You and your helmet are still perfectly safe. It takes an impact on the helmet to replace it. The three foot drop didn't do anything to it, most likely, if you've ever been slapped on the helmet by a buddy, it was much worse of a hit, but still nothing to worry about.


----------



## Homer Simpson (May 21, 2004)

I've smacked my helmet on the ground a few times with my bony head inside of it and its still going strong. Look for deformation, dents or cracks of the styrofoam to see if the helmet is ok. Helmets are very durable and require pretty good impacts to render them unusable, especially the newer models that have a hardshell. Helmets have come a long way and live a very long time even with rough use.


----------



## croatiansensation (Feb 21, 2005)

mahgnillig said:


> I heard once that you're supposed to replace your helmet if you drop it on a hard surface. I did this a few years ago because I dropped a helmet down a large flight of concrete stairs, and decided I'd rather be safe than sorry.
> 
> Today I went out to the garage to find that the shelf rack holding my bike had collapsed on the floor, taking my helmet with it. The helmet fell about 3 feet onto concrete. It looks okay, but then so did the one I dropped down the stairs.
> 
> ...


You probably overheard somebody talking about motorcycle helmets. The shell on them supposedly can delaminate if you drop one.


----------



## Homer Simpson (May 21, 2004)

I hope motorcycle helmet are tougher than that. We (racing buds and I) used to fling a new one across the parking lot before wearing it. Anytime you use new unscratched gear on a ride, your just asking for a crash.
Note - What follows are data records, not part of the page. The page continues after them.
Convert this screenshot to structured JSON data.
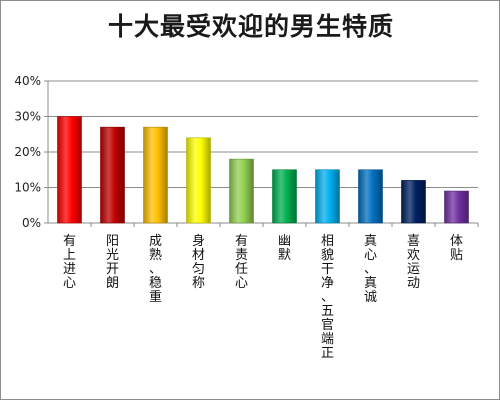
{
  "chart_data": {
    "type": "bar",
    "title": "十大最受欢迎的男生特质",
    "xlabel": "",
    "ylabel": "",
    "ylim": [
      0,
      40
    ],
    "yticks": [
      "0%",
      "10%",
      "20%",
      "30%",
      "40%"
    ],
    "grid": true,
    "legend": "none",
    "categories": [
      "有上进心",
      "阳光开朗",
      "成熟、稳重",
      "身材匀称",
      "有责任心",
      "幽默",
      "相貌干净、五官端正",
      "真心、真诚",
      "喜欢运动",
      "体贴"
    ],
    "values": [
      30,
      27,
      27,
      24,
      18,
      15,
      15,
      15,
      12,
      9
    ],
    "colors": [
      "#ff0000",
      "#c00000",
      "#ffc000",
      "#ffff00",
      "#92d050",
      "#00b050",
      "#00b0f0",
      "#0070c0",
      "#002060",
      "#7030a0"
    ]
  }
}
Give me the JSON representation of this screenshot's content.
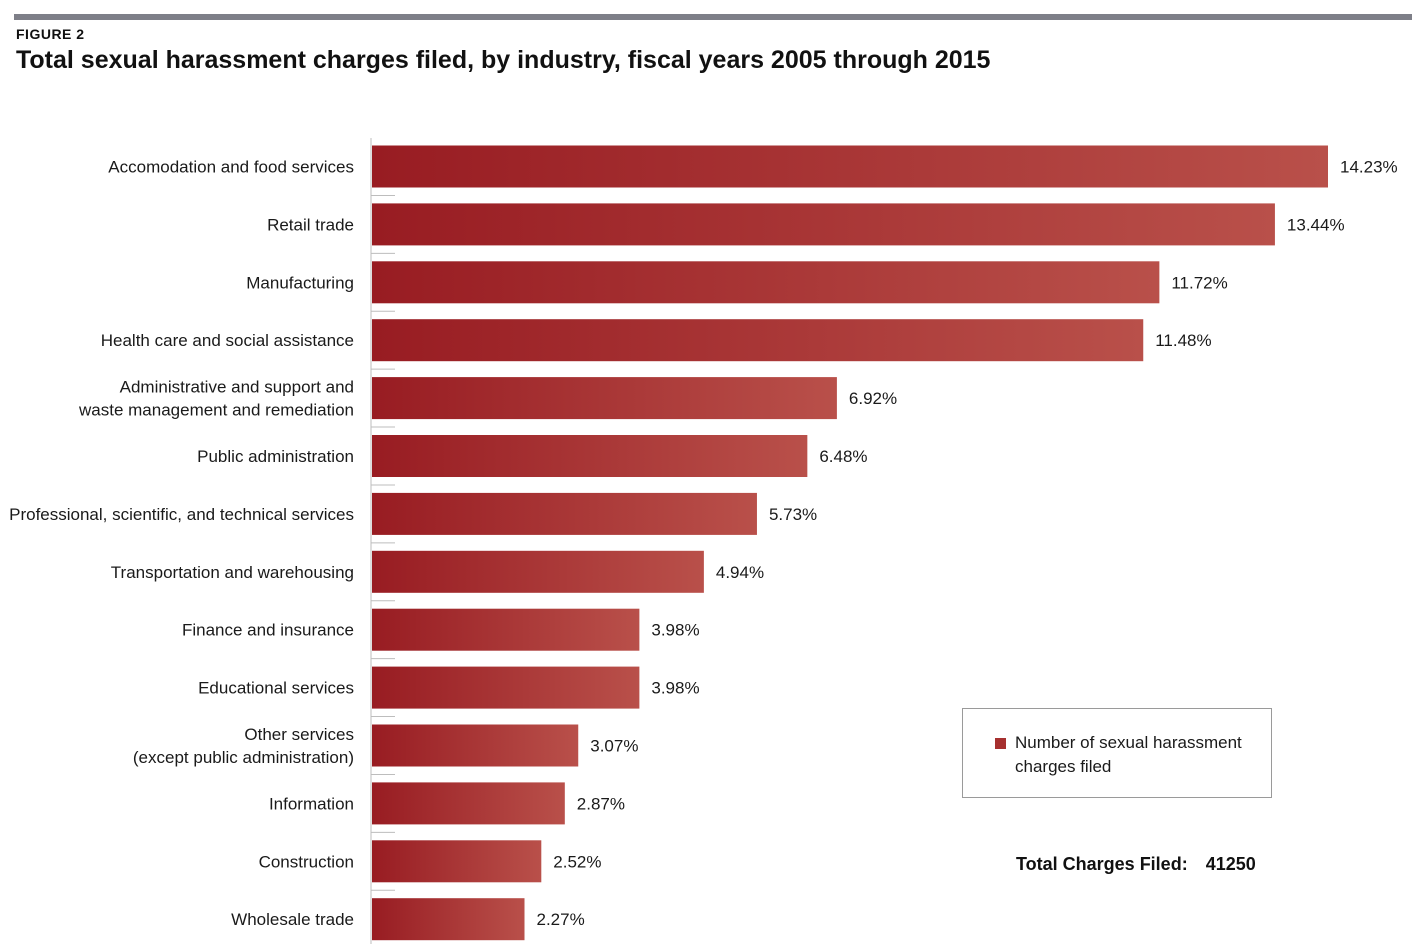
{
  "header": {
    "figure_label": "FIGURE 2"
  },
  "chart_data": {
    "type": "bar",
    "orientation": "horizontal",
    "title": "Total sexual harassment charges filed, by industry, fiscal years 2005 through 2015",
    "categories": [
      [
        "Accomodation and food services"
      ],
      [
        "Retail trade"
      ],
      [
        "Manufacturing"
      ],
      [
        "Health care and social assistance"
      ],
      [
        "Administrative and support and",
        "waste management and remediation"
      ],
      [
        "Public administration"
      ],
      [
        "Professional, scientific, and technical services"
      ],
      [
        "Transportation and warehousing"
      ],
      [
        "Finance and insurance"
      ],
      [
        "Educational services"
      ],
      [
        "Other services",
        "(except public administration)"
      ],
      [
        "Information"
      ],
      [
        "Construction"
      ],
      [
        "Wholesale trade"
      ]
    ],
    "values": [
      14.23,
      13.44,
      11.72,
      11.48,
      6.92,
      6.48,
      5.73,
      4.94,
      3.98,
      3.98,
      3.07,
      2.87,
      2.52,
      2.27
    ],
    "value_labels": [
      "14.23%",
      "13.44%",
      "11.72%",
      "11.48%",
      "6.92%",
      "6.48%",
      "5.73%",
      "4.94%",
      "3.98%",
      "3.98%",
      "3.07%",
      "2.87%",
      "2.52%",
      "2.27%"
    ],
    "unit": "%",
    "xlim": [
      0,
      14.23
    ],
    "grid": false,
    "bar_color_dark": "#981c22",
    "bar_color_light": "#b9504a",
    "legend": {
      "position": "bottom-right",
      "entries": [
        {
          "name": "Number of sexual harassment charges filed",
          "color": "#a6302f"
        }
      ]
    }
  },
  "legend_text": "Number of sexual harassment charges filed",
  "summary": {
    "total_label": "Total Charges Filed:",
    "total_value": "41250"
  },
  "colors": {
    "top_rule": "#7e7f88",
    "axis_line": "#bdbdbd"
  }
}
So we would prescratch the helmet and avoid the new gear crash. But that also a superstition, but it seemed to work, my gear never caused me to crash, I on the other hand caused me to crash a lot.


----------



## LyNx (Oct 26, 2004)

As Shiggy said, if it fell and the stuff on the shelf fell ontop of it, then yes it could possibly need replacing. Check it for scratches, dents and cracks - my _loving_ nephews did a similar one for me, 'cept they knocked my bike over with the helmet on the bar ends. Was about a 3ft drop but with the weight and pressure from bar ends they cracked the helmet good and just picked the bike back up and put the helmet like nothing had happened. I almost strangled them when I found it, knew exactly what had happened een though they never told me and wouldn't admit to it.


----------



## Strafer (Jun 7, 2004)

Homer Simpson said:


> I hope motorcycle helmet are tougher than that. We (racing buds and I) used to fling a new one across the parking lot before wearing it. Anytime you use new unscratched gear on a ride, your just asking for a crash. So we would prescratch the helmet and avoid the new gear crash. But that also a superstition, but it seemed to work, my gear never caused me to crash, I on the other hand caused me to crash a lot.


I hope you are joking.
Most motorcycle helmets are designed to take ONE hard hit.
You've been ruining new helmets and made them unsafe in case of real crash.


----------



## Samuel c (Mar 1, 2016)

So I dropped my brand new helmet off of my handlebars and on to the Tarmac, there were some very small dents on the shell and the eps apears intact. Should I replace?


----------



## MSU Alum (Aug 8, 2009)

Wow. An 11 year old thread. No, unless your head was in it at the time!


----------



## Mountain Cycle Shawn (Jan 19, 2004)

MSU Alum said:


> Wow. An 11 year old thread. No, unless your head was in it at the time!


Maybe someone else's head was in it.


----------



## MSU Alum (Aug 8, 2009)

Mountain Cycle Shawn said:


> Maybe someone else's head was in it.


That too would require a new one! Or if it fell off a truck with a cantaloupe in it!


----------